Qu'a exactement déclaré John Law ?

John Law ne parle habituellement pas de Burning Man. Cet artiste de San Francisco, qui se décrit lui-même comme un instigateur de la contre-culture, a aidé à installer l'événement dans le désert de Black Rock, au Nevada, en 1990, aux côtés de Larry Harvey et Michael Mikel, avant de quitter l'équipe organisatrice en 1996 et de ne jamais y revenir. Le 29 août 2026, il a rompu ce silence dans un essai publié par le San Francisco Standard, sans mâcher ses mots. Il qualifie l'événement actuel de « méconnaissable », un « magnifique Disneyland pour les nantis » qui se présente « comme une entreprise artistique sérieuse » tout en fonctionnant, selon lui, comme « une échappatoire commercialisée » pour quiconque a les moyens de disparaître de sa vraie vie pendant une semaine. Son verdict est sans appel : Burning Man « a perdu son âme anarchiste ».

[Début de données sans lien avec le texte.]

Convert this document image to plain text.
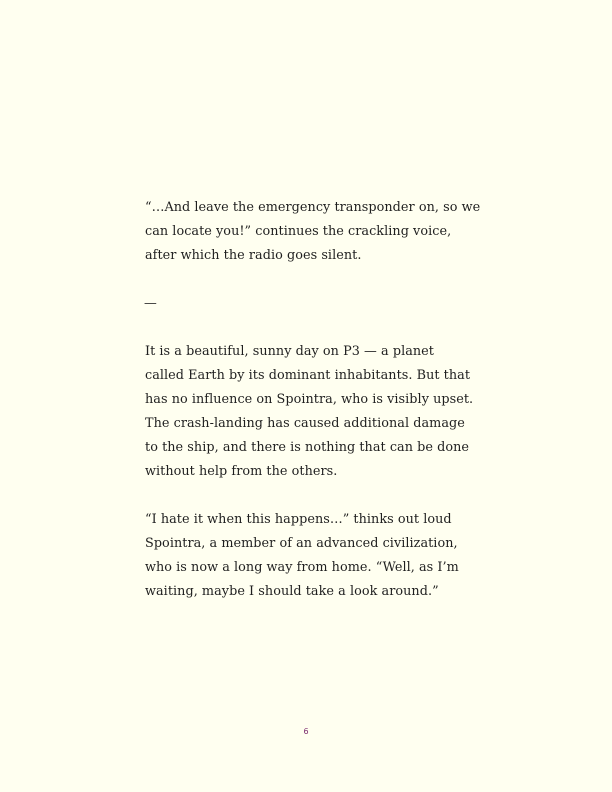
“…And leave the emergency transponder on, so we
can locate you!” continues the crackling voice,
after which the radio goes silent.

—

It is a beautiful, sunny day on P3 — a planet
called Earth by its dominant inhabitants. But that
has no influence on Spointra, who is visibly upset.
The crash-landing has caused additional damage
to the ship, and there is nothing that can be done
without help from the others.

“I hate it when this happens…” thinks out loud
Spointra, a member of an advanced civilization,
who is now a long way from home. “Well, as I’m
waiting, maybe I should take a look around.”

6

Law prend soin de préciser qu'il n'y avait jamais eu de manifeste derrière les premiers rassemblements. « Il n'y avait aucune grande philosophie derrière Burning Man, aucune vision à la Ayn Rand née d'une théorie brillante », écrit-il, décrivant plutôt une émanation bricolée de la Cacophony Society et du Suicide Club de San Francisco qu'un business plan.

« Burning Man a perdu son âme anarchiste. »

Comment un feu de camp dans le désert est-il devenu un symbole de statut pour la Silicon Valley ?

Selon Law, ce basculement tient autant au timing qu'à l'argent. Burning Man fait la couverture du magazine Wired en 1996, l'année même où il s'en va, et le public passe d'environ 70 ou 80 personnes lors du premier feu à Black Rock en 1990 à près de 25 000 en 1999, au moment précis où le boom internet crée une nouvelle classe de fortunes dans la baie de San Francisco, en mal d'endroits où les dépenser. Il décrit Google décorant l'atrium de ses propres bureaux avec des photos d'employés sur la playa et affrétant des bus pour les y emmener, « une sorte de récompense pour avoir trimé derrière leur clavier les 51 autres semaines de l'année ». La liste des invités qu'il cite ressemble désormais à un classement de fortunes : Elon Musk, Sergey Brin, Larry Page, Mark Zuckerberg et Jeff Bezos ont tous fait le pèlerinage. Les billets d'entrée générale avoisinent 1 000 dollars, avant même les camps « clé en main » qui offrent aux burners les plus fortunés tentes climatisées et chefs privés pour des milliers de dollars supplémentaires, soit exactement la stratification que les organisateurs d'origine cherchaient à faire brûler.

Pourquoi cela dépasse-t-il le cadre de Black Rock City ?

Burning Man n'est pas, sur le papier, un festival house ou techno, mais la scène électronique underground y a bâti une vraie part de son circuit de tournées actuel. Des camps sonores comme Robot Heart, Mayan Warrior ou Distrikt ont fait des sets au lever du soleil sur la playa parmi les plus photographiés de la musique électronique, et un passage à Burning Man porte aujourd'hui, pour un artiste deep ou organic house, le même prestige qu'un plateau au Boiler Room il y a dix ans. L'accusation de Law, à savoir que l'éthique d'inclusion radicale de l'événement a été reconditionnée en produit de luxe pour des gens capables d'acheter leur sortie de l'autonomie collective, est exactement le débat que traverse la scène club depuis des années autour des tables VIP, de l'inflation des billets de festival et des raves privées réservées aux membres. Quand une des personnes à l'origine de cette éthique porte l'accusation publiquement, ce n'est plus une plainte marginale.

Que va-t-il se passer maintenant ?

Law n'appelle pas au boycott, et il admet lui-même envier ceux qui font le voyage. L'association à but non lucratif qui organise Burning Man martèle depuis dix ans que l'événement fonctionne toujours sur l'expression radicale de soi et le don, et elle n'a pas publiquement répondu à un essai de cofondateur de ce genre. Ce texte met surtout un nom et une date sur un reproche qui poursuit l'événement depuis vingt ans : c'est l'échelle et l'argent, pas l'idéologie, qui ont décidé de ce que Burning Man est devenu.